Federal appeals court will hear April arguments in Alabama’s refugee lawsuit

court justice trial

A federal appeals court will hear oral arguments in April on Alabama’s lawsuit against the federal government over refugee placement. The Montgomery-based 11th Circuit Court of Appeals announced a tentative argument session set for the week of April 24. The arguments were scheduled for appeal after a federal judge dismissed the state’s lawsuit that claimed the federal government didn’t ask for Alabama officials’ input about the settlement of Syrian refugees. The consultation is a requirement of the Refugee Act of 1980, according to Gov. Robert Bentley. Bentley announced his refusal to relocate the refugees following the Paris attacks in November 2015. Stating that unless federal officials provided background check and medical information to the state, they were not welcome in the Yellowhammer State.

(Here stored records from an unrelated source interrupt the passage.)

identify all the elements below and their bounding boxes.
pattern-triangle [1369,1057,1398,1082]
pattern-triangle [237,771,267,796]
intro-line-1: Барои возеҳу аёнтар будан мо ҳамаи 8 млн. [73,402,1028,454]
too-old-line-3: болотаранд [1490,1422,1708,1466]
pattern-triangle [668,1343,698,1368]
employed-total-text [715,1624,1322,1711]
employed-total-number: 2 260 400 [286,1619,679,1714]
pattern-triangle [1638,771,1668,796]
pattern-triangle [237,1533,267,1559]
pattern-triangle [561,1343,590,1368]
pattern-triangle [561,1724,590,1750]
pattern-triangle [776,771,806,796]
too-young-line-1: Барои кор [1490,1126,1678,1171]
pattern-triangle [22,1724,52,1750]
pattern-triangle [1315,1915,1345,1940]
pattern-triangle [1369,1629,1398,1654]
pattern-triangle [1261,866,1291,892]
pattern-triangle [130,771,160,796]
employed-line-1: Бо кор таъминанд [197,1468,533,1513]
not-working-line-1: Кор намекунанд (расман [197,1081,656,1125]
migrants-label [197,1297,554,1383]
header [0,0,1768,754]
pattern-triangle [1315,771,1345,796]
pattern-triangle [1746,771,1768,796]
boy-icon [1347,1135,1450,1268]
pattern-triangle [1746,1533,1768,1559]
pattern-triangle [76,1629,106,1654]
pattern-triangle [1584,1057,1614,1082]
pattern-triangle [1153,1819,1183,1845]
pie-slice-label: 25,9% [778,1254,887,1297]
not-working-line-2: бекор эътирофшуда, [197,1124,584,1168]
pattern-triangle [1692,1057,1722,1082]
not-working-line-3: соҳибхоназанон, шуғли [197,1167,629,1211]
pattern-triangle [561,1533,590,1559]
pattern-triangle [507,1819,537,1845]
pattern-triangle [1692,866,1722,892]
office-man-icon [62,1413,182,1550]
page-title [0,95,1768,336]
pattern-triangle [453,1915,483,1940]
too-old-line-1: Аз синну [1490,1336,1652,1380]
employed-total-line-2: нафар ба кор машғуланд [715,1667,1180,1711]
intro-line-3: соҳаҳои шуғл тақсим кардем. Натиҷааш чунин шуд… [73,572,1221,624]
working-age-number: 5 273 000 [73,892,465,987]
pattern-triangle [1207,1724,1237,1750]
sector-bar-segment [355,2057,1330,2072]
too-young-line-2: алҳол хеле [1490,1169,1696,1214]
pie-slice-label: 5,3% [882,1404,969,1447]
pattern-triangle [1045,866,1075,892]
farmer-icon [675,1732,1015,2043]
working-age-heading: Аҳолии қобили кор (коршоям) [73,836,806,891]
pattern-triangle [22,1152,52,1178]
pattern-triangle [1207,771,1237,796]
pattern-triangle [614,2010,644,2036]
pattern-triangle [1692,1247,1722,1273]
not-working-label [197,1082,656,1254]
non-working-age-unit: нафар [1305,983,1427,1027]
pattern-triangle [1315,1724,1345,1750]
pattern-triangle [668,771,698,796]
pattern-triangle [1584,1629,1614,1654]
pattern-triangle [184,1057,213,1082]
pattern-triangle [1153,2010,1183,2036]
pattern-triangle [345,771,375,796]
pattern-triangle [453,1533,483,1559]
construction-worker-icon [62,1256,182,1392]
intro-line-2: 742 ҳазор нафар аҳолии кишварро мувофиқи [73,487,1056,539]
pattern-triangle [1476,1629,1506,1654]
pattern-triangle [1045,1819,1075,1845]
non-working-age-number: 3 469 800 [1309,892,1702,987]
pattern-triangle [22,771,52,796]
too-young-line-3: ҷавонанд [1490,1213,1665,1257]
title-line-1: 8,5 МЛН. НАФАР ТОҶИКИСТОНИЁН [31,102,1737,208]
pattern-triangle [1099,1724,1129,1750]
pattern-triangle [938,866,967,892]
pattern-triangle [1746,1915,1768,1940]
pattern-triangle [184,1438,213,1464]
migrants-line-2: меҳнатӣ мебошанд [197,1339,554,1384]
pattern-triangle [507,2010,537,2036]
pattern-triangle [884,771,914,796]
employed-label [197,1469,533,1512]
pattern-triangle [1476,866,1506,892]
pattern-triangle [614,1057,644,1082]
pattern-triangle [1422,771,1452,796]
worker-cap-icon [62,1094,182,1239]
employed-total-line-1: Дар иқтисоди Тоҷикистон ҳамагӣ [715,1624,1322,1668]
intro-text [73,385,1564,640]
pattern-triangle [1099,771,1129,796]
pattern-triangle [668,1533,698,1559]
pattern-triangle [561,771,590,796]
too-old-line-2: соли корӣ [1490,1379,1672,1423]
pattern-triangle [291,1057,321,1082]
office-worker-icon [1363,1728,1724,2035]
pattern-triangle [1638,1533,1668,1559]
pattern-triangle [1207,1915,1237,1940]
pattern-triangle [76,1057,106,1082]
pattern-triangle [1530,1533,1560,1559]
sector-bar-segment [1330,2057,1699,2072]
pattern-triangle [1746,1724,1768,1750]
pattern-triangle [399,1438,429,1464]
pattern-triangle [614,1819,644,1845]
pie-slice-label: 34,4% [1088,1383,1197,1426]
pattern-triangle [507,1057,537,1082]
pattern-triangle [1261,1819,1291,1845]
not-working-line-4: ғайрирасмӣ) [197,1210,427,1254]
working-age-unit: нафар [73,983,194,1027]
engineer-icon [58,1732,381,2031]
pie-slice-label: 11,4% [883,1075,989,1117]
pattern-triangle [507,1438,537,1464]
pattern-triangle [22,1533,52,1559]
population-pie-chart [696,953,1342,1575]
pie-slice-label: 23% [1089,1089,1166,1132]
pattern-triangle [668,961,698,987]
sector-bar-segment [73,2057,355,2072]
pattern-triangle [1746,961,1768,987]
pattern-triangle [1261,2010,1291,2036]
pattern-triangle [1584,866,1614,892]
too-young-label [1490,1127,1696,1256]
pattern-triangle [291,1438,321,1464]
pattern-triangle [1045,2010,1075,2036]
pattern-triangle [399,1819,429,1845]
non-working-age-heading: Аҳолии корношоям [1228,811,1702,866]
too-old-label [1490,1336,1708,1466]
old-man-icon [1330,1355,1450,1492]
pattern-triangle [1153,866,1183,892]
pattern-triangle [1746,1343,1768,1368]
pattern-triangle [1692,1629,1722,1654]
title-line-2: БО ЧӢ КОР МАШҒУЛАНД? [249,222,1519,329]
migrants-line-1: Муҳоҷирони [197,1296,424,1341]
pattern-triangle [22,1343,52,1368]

In July 2016, Chief United States Magistrate Judge John E. Ott ruled the state’s claims were too vague, and issued the dismissal, writing that the Refugee Act of 1980 did not allow states a right to a cause of action to enforce the law. “As your governor, I will not stand complicit to a policy that places the citizens of Alabama in harm’s way,” Bentley said in a news release. “The District Court based its dismissal on a technicality, a finding that Alabama may not sue to enforce the Refugee Act; the District Court did not find that the federal government was fulfilling its obligations under the Act.” The state filed the appeal in August 2016.